Published on April 03, 2008

By most measures, Colorado isn't any more liberal than other western states. So how come the state has managed to put to death only one prisoner in the past forty years, while some of its neighbors — Arizona, Texas, Oklahoma — have kept their execution chambers hopping? One reason is David Wymore, a former Colorado public defender who developed a now widely used approach to conducting jury selection in capital cases that screens out the most death-inclined citizens in the pool. Recently celebrated for his defense work in the Tim Masters case, Wymore is also the subject of a new documentary, The Life Penalty, screening at the Mayan Theatre, 110 Broadway, at 6:30 p.m. tonight; tickets are $10, and proceeds benefit Wymore's efforts to teach his methods to other defense attorneys.
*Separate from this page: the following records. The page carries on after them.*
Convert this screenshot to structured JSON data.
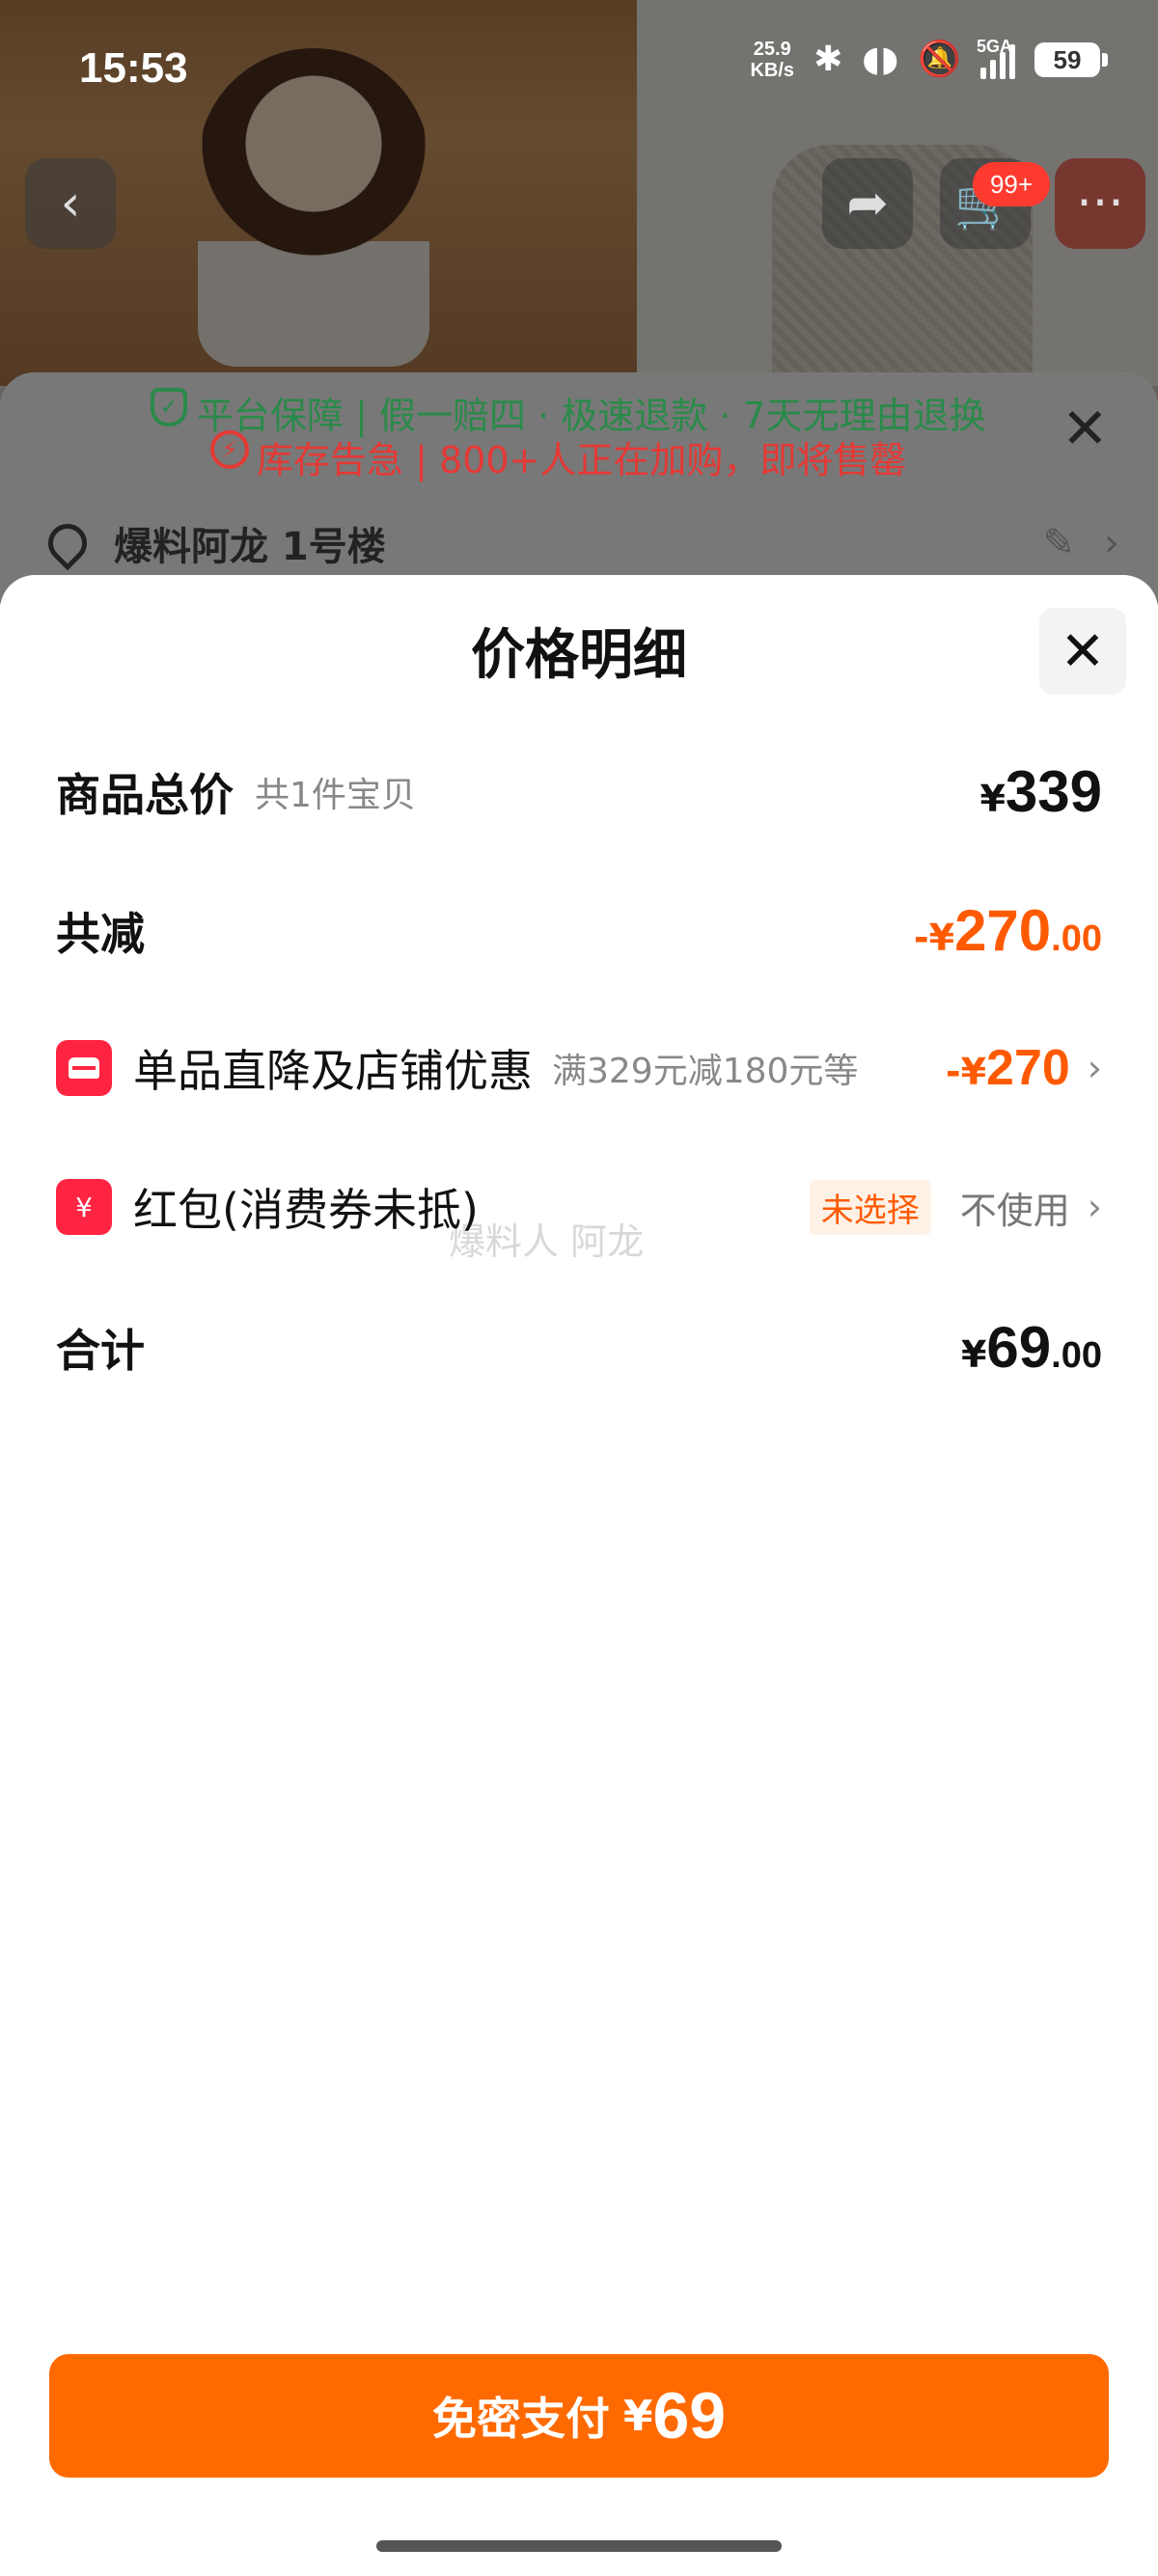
{
  "status_bar": {
    "time": "15:53",
    "net_speed_value": "25.9",
    "net_speed_unit": "KB/s",
    "network": "5GA",
    "battery": "59"
  },
  "background": {
    "cart_badge": "99+",
    "guarantee": "平台保障 | 假一赔四 · 极速退款 · 7天无理由退换",
    "stock": "库存告急 | 800+人正在加购，即将售罄",
    "address": "爆料阿龙 1号楼"
  },
  "sheet": {
    "title": "价格明细",
    "watermark": "爆料人 阿龙",
    "goods_total": {
      "label": "商品总价",
      "sub": "共1件宝贝",
      "yen": "¥",
      "amount": "339"
    },
    "discount": {
      "label": "共减",
      "prefix": "-¥",
      "amount": "270",
      "decimal": ".00"
    },
    "shop_promo": {
      "label": "单品直降及店铺优惠",
      "sub": "满329元减180元等",
      "prefix": "-¥",
      "amount": "270"
    },
    "red_packet": {
      "icon_text": "¥",
      "label": "红包(消费券未抵)",
      "tag": "未选择",
      "value": "不使用"
    },
    "total": {
      "label": "合计",
      "yen": "¥",
      "amount": "69",
      "decimal": ".00"
    }
  },
  "pay_button": {
    "label": "免密支付",
    "yen": "¥",
    "amount": "69"
  },
  "colors": {
    "accent": "#ff6a00",
    "discount": "#ff5a00",
    "icon_red": "#ff2442"
  }
}
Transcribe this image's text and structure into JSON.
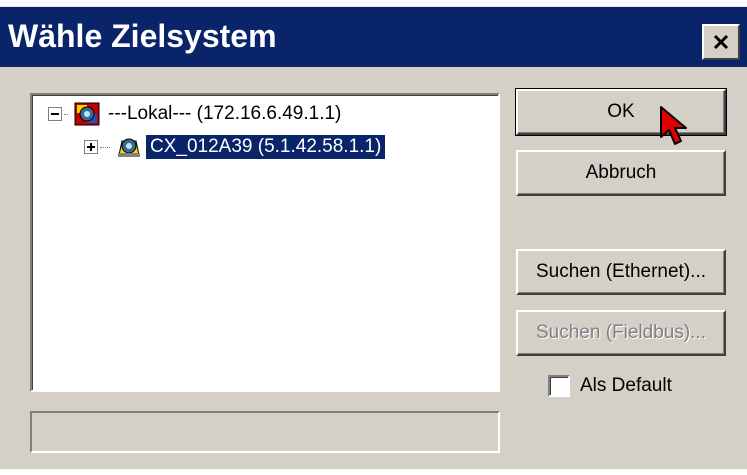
{
  "window": {
    "title": "Wähle Zielsystem",
    "close_icon": "close-icon"
  },
  "tree": {
    "nodes": [
      {
        "label": "---Lokal---    (172.16.6.49.1.1)",
        "expanded": true,
        "selected": false,
        "icon": "plc-system-icon"
      },
      {
        "label": "CX_012A39    (5.1.42.58.1.1)",
        "expanded": false,
        "selected": true,
        "icon": "plc-target-icon"
      }
    ]
  },
  "buttons": {
    "ok": "OK",
    "cancel": "Abbruch",
    "search_ethernet": "Suchen (Ethernet)...",
    "search_fieldbus": "Suchen (Fieldbus)..."
  },
  "default_checkbox": {
    "label": "Als Default",
    "checked": false
  },
  "status": {
    "text": ""
  },
  "colors": {
    "titlebar": "#0a246a",
    "dialog_bg": "#d4d0c8",
    "selection": "#0a246a"
  }
}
Although the film seems aimed more toward death-penalty opponents and lawyers — it's been approved for continuing legal-education credit — than general audiences, it provides a cogent inside look at how crusaders get behind the minds of the folks who want to fry their clients and raises some queasy moral issues: Just who would you kill, if you made it past Wymore's probing? A previously unreleased early Bob Dylan song, "The Ballad of Donald White," and historical footage keep things moving. Another screening is set for the Wolf Law Building at the University of Colorado Law School in Boulder on April 16; go to www.thelifepenalty.com for a trailer and more info.